Step 1: Since 6122 > 5643, we apply the division lemma to 6122 and 5643, to get
6122 = 5643 x 1 + 479
Step 2: Since the reminder 5643 ≠ 0, we apply division lemma to 479 and 5643, to get
5643 = 479 x 11 + 374
Step 3: We consider the new divisor 479 and the new remainder 374, and apply the division lemma to get
479 = 374 x 1 + 105
We consider the new divisor 374 and the new remainder 105,and apply the division lemma to get
374 = 105 x 3 + 59
We consider the new divisor 105 and the new remainder 59,and apply the division lemma to get
105 = 59 x 1 + 46
We consider the new divisor 59 and the new remainder 46,and apply the division lemma to get
59 = 46 x 1 + 13
We consider the new divisor 46 and the new remainder 13,and apply the division lemma to get
46 = 13 x 3 + 7
We consider the new divisor 13 and the new remainder 7,and apply the division lemma to get
13 = 7 x 1 + 6
We consider the new divisor 7 and the new remainder 6,and apply the division lemma to get
7 = 6 x 1 + 1
We consider the new divisor 6 and the new remainder 1,and apply the division lemma to get
6 = 1 x 6 + 0
The remainder has now become zero, so our procedure stops. Since the divisor at this stage is 1, the HCF of 5643 and 6122 is 1
Notice that 1 = HCF(6,1) = HCF(7,6) = HCF(13,7) = HCF(46,13) = HCF(59,46) = HCF(105,59) = HCF(374,105) = HCF(479,374) = HCF(5643,479) = HCF(6122,5643) .
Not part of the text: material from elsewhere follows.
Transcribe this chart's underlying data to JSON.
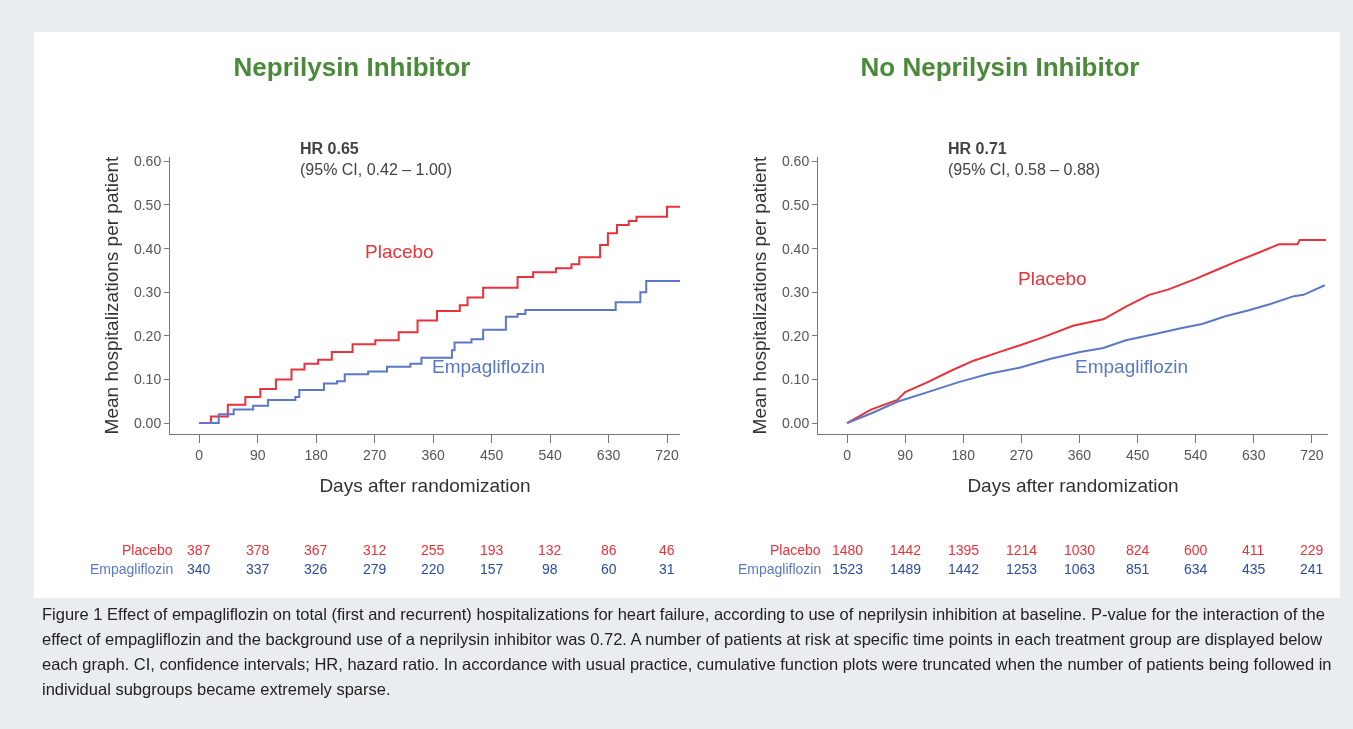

Here are some samples of HCF using Euclid's Algorithm calculations.
1. What is the Euclid division algorithm?
Answer: Euclid's Division Algorithm is a technique to compute the Highest Common Factor (HCF) of given positive integers.
2. what is the HCF of 5643, 6122?
Answer: HCF of 5643, 6122 is 1 the largest number that divides all the numbers leaving a remainder zero.
3. How to find HCF of 5643, 6122 using Euclid's Algorithm?
Answer: For arbitrary numbers 5643, 6122 apply Euclid’s Division Lemma in succession until you obtain a remainder zero. HCF is the remainder in the last but one step.